En el mismo año 2022, el presupuesto destinado a pagar la Pensión Básica Solidaria y el Aporte Previsional Solidario (PGU) alcanzó los US$5.531 millones de dólares para financiar 2.218.178 pensiones, lo que corresponde al 1,83% del PIB nacional. De acuerdo con la información del presupuesto ejecutado el año 2023 publicada por la Dirección de Presupuesto (DIPRES), el Estado chileno destinó 2.814 millones de dólares para pagar jubilaciones, pensiones y montepíos en CAPREDENA y DIPRECA, cubriendo a 176.372 pensionados. Si consideramos que para financiar a 2,43 millones de personas beneficiadas con la PGU y el Pilar Solidario se destinaron 6.902 millones de dólares, se puede dimensionar la magnitud de los recursos gastados en las Fuerzas Armadas y de Orden.
Contexto Histórico y Perpetuación del Privilegio
Históricamente, la defensa del sistema previsional por parte de las Fuerzas Armadas no es nueva. Las actas secretas de la Junta Militar durante la dictadura cívico-militar revelan una estrategia deliberada para ocultar la permanencia de su régimen previsional a la ciudadanía, mientras se imponía un nuevo sistema para la clase trabajadora. Paradójicamente, la Dictadura llevó a cabo un cambio revolucionario al sistema de pensiones chileno, sin embargo, las Fuerzas Armadas no quisieron tomar los riesgos que la imposición de un sistema de cuentas individuales podría traer para sus propios cuadros.
Es irónico que, en un contexto de dictadura militar, las mismas fuerzas que detentaban el poder optaran por no integrarse a un sistema que ellos mismos impusieron a la población general. Al hacerlo, reafirmaron su autonomía y privilegio, dejando a los trabajadores y trabajadoras en manos de un sistema que, en la mayoría de los casos, ha demostrado ser insuficiente y precario. La declaración del excomandante en jefe del Ejército Ricardo Martínez, sobre "cuidar con dientes y muelas" sus pensiones, subraya la perpetuación de esta mentalidad corporativa que ha resistido el paso del tiempo.

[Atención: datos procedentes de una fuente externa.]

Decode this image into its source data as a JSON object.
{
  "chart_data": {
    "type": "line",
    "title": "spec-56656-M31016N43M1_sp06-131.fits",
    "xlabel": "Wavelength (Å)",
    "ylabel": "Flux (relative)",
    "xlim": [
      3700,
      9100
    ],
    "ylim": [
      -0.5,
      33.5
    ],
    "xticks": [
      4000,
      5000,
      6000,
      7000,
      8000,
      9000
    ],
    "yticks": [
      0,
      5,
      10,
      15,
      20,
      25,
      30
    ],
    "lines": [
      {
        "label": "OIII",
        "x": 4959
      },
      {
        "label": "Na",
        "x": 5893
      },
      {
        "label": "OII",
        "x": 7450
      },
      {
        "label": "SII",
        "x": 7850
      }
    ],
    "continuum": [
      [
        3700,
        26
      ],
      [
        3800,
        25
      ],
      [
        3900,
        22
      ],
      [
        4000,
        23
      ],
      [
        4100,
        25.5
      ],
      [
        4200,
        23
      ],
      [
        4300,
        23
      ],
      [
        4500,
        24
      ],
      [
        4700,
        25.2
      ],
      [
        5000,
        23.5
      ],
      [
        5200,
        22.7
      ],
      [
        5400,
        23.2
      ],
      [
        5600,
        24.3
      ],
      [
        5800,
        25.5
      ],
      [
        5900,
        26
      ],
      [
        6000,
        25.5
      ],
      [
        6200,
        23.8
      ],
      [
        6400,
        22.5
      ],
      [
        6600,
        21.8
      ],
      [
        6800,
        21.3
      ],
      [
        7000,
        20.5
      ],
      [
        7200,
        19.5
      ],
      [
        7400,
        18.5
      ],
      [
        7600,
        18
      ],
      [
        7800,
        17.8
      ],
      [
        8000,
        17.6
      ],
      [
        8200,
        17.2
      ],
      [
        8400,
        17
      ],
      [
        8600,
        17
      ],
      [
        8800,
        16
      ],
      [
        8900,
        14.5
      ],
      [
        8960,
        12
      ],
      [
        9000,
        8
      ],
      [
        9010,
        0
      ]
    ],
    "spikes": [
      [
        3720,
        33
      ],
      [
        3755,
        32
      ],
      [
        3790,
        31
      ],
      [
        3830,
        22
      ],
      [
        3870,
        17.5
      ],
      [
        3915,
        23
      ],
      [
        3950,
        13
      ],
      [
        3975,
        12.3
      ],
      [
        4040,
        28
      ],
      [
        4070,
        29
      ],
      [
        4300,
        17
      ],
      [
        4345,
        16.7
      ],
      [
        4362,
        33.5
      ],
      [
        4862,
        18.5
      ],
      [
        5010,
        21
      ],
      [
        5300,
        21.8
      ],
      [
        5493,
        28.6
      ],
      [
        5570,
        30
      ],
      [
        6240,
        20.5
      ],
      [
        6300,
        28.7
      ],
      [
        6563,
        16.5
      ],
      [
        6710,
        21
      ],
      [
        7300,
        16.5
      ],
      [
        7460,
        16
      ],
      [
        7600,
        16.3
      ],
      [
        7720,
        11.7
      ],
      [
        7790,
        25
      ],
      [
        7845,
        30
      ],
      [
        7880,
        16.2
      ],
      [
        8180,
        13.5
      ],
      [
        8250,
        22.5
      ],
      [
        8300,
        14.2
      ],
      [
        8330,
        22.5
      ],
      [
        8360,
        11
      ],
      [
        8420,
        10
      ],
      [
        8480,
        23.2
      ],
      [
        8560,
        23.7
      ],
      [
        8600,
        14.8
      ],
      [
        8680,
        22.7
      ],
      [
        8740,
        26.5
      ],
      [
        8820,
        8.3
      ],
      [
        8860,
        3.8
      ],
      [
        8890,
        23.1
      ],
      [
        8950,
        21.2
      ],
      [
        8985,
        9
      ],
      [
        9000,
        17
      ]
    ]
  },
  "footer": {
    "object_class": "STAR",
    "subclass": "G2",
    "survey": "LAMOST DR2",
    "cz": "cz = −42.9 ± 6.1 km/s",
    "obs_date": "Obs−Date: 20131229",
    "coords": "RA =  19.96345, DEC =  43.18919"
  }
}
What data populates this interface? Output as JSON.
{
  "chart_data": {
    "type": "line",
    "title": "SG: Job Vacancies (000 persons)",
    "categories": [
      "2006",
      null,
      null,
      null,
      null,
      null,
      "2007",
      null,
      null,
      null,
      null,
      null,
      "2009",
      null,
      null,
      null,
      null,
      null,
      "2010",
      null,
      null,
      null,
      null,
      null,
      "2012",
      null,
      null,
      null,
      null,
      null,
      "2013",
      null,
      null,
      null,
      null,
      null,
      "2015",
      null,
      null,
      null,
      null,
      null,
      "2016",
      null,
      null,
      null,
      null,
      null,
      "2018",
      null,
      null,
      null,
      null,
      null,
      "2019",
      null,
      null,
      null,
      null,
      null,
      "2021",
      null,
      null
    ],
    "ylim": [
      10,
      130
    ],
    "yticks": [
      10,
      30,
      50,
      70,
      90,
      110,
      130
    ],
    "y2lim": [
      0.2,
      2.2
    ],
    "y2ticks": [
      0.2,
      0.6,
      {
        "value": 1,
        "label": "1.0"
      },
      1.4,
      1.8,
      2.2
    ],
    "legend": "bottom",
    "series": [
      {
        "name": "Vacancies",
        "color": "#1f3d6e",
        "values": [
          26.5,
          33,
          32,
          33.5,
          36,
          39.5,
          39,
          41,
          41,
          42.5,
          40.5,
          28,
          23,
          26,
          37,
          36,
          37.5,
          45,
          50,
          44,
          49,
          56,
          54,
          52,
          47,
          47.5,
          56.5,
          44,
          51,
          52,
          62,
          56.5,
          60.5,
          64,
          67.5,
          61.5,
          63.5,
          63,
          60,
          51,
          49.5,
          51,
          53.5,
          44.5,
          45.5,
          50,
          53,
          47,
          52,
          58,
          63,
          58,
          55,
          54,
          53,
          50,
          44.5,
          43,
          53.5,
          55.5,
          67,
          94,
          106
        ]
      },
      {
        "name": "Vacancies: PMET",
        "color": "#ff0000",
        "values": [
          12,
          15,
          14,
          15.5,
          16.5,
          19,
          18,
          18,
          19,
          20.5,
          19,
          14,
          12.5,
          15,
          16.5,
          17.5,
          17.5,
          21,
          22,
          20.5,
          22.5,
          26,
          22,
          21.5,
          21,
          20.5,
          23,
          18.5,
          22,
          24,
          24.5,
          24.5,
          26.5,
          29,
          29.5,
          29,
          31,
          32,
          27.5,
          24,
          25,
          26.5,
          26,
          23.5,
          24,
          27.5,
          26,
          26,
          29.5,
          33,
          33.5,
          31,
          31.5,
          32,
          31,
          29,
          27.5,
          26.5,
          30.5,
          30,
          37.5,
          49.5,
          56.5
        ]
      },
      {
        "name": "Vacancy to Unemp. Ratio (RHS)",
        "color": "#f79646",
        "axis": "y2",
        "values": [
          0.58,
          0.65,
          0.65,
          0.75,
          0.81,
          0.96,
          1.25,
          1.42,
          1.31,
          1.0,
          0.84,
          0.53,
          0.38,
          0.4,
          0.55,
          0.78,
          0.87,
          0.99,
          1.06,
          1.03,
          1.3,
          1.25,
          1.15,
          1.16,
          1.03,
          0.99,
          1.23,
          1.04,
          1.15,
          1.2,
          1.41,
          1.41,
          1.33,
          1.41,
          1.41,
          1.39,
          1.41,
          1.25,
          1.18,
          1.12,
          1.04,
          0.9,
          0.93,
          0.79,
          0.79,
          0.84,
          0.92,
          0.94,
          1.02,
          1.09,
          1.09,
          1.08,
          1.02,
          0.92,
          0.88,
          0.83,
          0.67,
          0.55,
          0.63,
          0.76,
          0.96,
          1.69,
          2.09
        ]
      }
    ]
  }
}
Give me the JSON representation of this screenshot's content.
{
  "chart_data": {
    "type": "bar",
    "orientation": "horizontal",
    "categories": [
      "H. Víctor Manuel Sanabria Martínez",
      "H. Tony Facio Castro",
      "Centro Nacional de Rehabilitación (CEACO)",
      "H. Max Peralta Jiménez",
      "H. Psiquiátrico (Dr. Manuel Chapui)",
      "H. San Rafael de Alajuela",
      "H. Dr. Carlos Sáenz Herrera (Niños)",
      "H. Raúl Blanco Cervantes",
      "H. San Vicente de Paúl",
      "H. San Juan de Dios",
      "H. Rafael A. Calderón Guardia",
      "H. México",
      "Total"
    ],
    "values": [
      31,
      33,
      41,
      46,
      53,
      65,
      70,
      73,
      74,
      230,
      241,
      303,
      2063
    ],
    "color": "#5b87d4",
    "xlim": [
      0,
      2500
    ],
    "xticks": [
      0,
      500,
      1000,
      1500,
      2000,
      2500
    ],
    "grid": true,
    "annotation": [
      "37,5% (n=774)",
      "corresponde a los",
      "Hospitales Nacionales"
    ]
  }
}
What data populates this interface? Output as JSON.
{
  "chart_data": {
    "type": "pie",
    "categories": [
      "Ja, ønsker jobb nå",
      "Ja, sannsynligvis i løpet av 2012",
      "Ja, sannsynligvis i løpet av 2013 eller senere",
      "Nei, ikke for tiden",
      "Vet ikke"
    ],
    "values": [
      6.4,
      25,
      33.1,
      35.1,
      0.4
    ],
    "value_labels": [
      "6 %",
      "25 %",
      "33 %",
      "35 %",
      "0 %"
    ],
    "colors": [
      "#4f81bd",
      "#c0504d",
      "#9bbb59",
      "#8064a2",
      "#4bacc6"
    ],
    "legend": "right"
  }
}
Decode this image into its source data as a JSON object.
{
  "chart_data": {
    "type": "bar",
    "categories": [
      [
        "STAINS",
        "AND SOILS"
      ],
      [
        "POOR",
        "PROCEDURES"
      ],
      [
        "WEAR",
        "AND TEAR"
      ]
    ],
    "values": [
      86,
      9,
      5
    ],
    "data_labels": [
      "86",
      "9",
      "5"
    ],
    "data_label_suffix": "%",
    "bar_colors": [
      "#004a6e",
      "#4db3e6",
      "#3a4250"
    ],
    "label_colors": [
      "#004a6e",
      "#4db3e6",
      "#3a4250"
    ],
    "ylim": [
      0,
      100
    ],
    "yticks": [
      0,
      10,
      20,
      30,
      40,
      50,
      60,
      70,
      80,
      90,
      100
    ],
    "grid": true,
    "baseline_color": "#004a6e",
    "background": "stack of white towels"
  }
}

El reportaje publicado por el periódico The Clinic el 22 de noviembre de 2018, señala que el Comandante en jefe del Ejército, Ricardo Martínez en una alocución a 900 Oficiales en el Aula Magna de la Escuela Militar, expresa: “Uno tiene que ser estratega. El bien a cautelar son las pensiones.” En 1981, la dictadura militar encabezada por Augusto Pinochet instauró el actual sistema de AFP, privatizando las jubilaciones, que 42 años después condena a millones de jubilados a recibir pensiones de miseria que no alcanzan ni siquiera la línea de la pobreza. Mientras millones de trabajadores eran obligados a abandonar las cajas previsionales y afiliarse a las AFP, los militares, conscientes de que este modelo no beneficiaba a las personas, sino que inyectaba millones de pesos al sistema bancario y a los mercados de capitales, se mantuvieron al margen de este nuevo sistema. De esta manera, el Estado se convirtió en el gran garante de los privilegios que representan las pensiones de los uniformados.
Implicaciones y Desigualdades Sociales
El sistema previsional de las Fuerzas Armadas y de Orden no solo representa una anomalía en el contexto chileno, sino que también refleja las profundas desigualdades que persisten en nuestra sociedad. Es esencial que se abra un debate sobre esta dualidad y se busquen soluciones que promuevan una mayor equidad en el acceso a la seguridad social para todos los ciudadanos.